1Embedded Reconfigurable Systems Laboratory (ERSL), Department of Electrical and Computer Engineering, Ryerson University, Toronto, ON, M5B2K3, Canada
2MDA Space Missions, Brampton, ON, L6S4J3, Canada
3Department of Aerospace Engineering, Ryerson University, Toronto, ON, M5B2K3, Canada

Received 8 March 2010; Accepted 14 September 2010

Academic Editor: Lionel Torres

Copyright © 2010 L. Kirischian et al. This is an open access article distributed under the Creative Commons Attribution License, which permits unrestricted use, distribution, and reproduction in any medium, provided the original work is properly cited.

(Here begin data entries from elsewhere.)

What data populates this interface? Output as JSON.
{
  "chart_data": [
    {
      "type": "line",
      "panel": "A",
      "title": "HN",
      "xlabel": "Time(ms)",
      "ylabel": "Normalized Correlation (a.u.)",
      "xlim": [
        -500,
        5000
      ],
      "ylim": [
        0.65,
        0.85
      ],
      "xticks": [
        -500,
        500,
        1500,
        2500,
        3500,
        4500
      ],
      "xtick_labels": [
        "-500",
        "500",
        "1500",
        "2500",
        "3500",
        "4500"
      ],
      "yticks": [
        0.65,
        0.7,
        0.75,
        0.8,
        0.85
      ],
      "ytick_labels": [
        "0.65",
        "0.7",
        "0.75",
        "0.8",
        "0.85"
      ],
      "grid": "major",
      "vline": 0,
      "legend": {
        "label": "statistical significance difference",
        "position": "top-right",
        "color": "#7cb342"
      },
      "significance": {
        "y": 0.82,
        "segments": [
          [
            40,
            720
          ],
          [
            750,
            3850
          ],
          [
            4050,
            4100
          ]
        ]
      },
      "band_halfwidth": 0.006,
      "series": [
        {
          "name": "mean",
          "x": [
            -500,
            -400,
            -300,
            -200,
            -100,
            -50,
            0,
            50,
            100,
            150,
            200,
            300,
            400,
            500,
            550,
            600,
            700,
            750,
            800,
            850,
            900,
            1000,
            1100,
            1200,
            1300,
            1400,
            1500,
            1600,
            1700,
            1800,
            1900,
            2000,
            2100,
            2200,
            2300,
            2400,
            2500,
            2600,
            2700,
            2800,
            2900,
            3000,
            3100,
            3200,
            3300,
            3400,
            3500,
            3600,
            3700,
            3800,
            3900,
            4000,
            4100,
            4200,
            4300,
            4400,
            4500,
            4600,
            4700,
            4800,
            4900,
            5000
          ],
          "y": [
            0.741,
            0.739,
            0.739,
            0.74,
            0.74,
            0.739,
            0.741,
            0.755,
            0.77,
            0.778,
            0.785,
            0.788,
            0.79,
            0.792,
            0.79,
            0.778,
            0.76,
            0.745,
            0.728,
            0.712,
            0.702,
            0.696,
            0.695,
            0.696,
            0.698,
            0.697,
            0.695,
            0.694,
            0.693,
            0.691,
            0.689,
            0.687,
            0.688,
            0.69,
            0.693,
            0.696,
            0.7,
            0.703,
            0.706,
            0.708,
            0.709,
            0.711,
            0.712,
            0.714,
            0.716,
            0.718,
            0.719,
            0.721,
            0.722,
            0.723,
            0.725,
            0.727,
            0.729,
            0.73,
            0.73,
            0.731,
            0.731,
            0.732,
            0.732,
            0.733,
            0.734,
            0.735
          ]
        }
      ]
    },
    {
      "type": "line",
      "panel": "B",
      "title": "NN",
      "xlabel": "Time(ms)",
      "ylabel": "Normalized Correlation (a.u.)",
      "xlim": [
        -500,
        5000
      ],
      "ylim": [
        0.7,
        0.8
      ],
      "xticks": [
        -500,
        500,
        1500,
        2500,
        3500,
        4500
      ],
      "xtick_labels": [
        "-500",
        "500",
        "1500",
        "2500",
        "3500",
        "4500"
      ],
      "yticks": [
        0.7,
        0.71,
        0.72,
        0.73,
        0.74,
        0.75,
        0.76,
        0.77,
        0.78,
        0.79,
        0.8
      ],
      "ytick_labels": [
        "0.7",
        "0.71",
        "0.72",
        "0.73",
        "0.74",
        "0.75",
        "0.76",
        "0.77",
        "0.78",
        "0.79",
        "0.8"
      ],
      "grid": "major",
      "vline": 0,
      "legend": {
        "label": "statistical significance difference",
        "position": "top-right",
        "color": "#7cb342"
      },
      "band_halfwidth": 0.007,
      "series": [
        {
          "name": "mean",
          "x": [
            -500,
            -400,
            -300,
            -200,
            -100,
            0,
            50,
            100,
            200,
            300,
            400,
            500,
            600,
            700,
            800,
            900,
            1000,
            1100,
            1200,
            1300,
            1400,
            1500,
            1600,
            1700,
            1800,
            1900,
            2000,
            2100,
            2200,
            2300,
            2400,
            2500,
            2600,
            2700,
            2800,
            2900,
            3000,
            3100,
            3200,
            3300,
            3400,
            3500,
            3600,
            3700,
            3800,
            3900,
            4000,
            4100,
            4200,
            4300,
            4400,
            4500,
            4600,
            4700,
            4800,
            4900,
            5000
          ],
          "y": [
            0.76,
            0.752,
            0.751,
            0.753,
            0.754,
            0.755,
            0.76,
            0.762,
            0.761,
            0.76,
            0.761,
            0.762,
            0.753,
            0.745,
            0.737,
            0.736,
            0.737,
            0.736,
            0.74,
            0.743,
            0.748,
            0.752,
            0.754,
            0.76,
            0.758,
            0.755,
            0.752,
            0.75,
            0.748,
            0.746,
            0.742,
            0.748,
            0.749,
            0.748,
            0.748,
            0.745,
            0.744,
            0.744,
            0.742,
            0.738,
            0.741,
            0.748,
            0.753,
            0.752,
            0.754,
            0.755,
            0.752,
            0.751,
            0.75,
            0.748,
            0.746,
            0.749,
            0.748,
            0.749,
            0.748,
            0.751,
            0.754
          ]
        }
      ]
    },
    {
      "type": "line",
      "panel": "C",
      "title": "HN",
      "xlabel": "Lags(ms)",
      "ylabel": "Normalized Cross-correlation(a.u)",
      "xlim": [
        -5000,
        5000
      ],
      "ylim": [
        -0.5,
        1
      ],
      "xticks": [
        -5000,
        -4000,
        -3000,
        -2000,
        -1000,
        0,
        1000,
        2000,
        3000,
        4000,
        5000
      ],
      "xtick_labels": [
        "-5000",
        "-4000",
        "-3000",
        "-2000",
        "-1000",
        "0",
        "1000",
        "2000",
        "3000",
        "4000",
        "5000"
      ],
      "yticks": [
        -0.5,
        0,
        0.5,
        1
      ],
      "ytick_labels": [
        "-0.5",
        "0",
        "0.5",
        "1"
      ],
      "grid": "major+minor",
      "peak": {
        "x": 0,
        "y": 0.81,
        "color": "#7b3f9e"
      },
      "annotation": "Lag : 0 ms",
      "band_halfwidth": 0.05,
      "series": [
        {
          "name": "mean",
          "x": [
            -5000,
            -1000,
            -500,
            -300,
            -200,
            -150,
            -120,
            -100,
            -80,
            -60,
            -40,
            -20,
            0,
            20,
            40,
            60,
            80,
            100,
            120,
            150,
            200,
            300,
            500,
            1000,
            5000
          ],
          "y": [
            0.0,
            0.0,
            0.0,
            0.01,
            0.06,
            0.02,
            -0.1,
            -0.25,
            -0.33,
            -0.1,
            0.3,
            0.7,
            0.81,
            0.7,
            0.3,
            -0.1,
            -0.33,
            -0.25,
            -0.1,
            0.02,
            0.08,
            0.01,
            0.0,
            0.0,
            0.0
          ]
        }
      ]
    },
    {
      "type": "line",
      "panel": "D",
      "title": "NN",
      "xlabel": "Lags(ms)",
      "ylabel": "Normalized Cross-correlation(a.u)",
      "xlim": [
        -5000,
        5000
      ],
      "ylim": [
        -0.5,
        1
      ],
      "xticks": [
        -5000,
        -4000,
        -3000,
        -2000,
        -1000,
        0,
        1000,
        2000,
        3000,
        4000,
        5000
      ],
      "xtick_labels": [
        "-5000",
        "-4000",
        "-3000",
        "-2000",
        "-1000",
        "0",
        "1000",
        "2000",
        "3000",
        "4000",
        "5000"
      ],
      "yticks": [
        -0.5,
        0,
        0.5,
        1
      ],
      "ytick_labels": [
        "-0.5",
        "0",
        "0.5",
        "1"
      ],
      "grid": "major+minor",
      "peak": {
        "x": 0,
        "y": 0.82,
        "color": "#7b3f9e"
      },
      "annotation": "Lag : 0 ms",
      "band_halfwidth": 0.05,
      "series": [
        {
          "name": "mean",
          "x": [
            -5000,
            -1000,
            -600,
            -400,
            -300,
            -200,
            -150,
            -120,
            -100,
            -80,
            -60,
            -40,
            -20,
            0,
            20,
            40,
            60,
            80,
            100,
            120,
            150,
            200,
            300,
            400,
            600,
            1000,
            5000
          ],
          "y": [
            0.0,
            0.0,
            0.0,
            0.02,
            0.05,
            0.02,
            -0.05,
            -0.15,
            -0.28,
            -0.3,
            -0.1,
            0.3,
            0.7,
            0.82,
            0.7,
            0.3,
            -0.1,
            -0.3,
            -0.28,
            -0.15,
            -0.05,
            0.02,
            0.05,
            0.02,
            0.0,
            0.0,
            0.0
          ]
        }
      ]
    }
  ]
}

Virtualization of logic, routing, and communication resources in recent FPGA devices can provide a dramatic improvement in cost-efficiency for reconfigurable computing systems (RCSs). The presented work is “proof-of-concept” research for the virtualization of the above resources in partially reconfigurable FPGA devices with a tile-based architecture. The following aspects have been investigated, prototyped, tested, and analyzed: (i) platform architecture for hardware support of the dynamic allocation of Application Specific Virtual Processors (ASVPs), (ii) mechanisms for run-time on-chip ASVP assembling using virtual hardware Components (VHCs) as building blocks, and (iii) mechanisms for dynamic on-chip relocation of VHCs to predetermined slots in the target FPGA. All the above mechanisms and procedures have been implemented and tested on a prototype platform—MARS (multitask adaptive reconfigurable system) using a Xilinx Virtex-4 FPGA. The on-chip communication infrastructure has been developed and investigated in detail, and its timing and hardware overhead were analyzed. It was determined that component relocation can be done without affecting the ASVP pipeline cycle time and throughput. The hardware overhead was estimated as relatively small compared to the gain of other performance parameters. Finally, industrial applications associated with next generation space-borne platforms are discussed, where the proposed approach can be beneficial.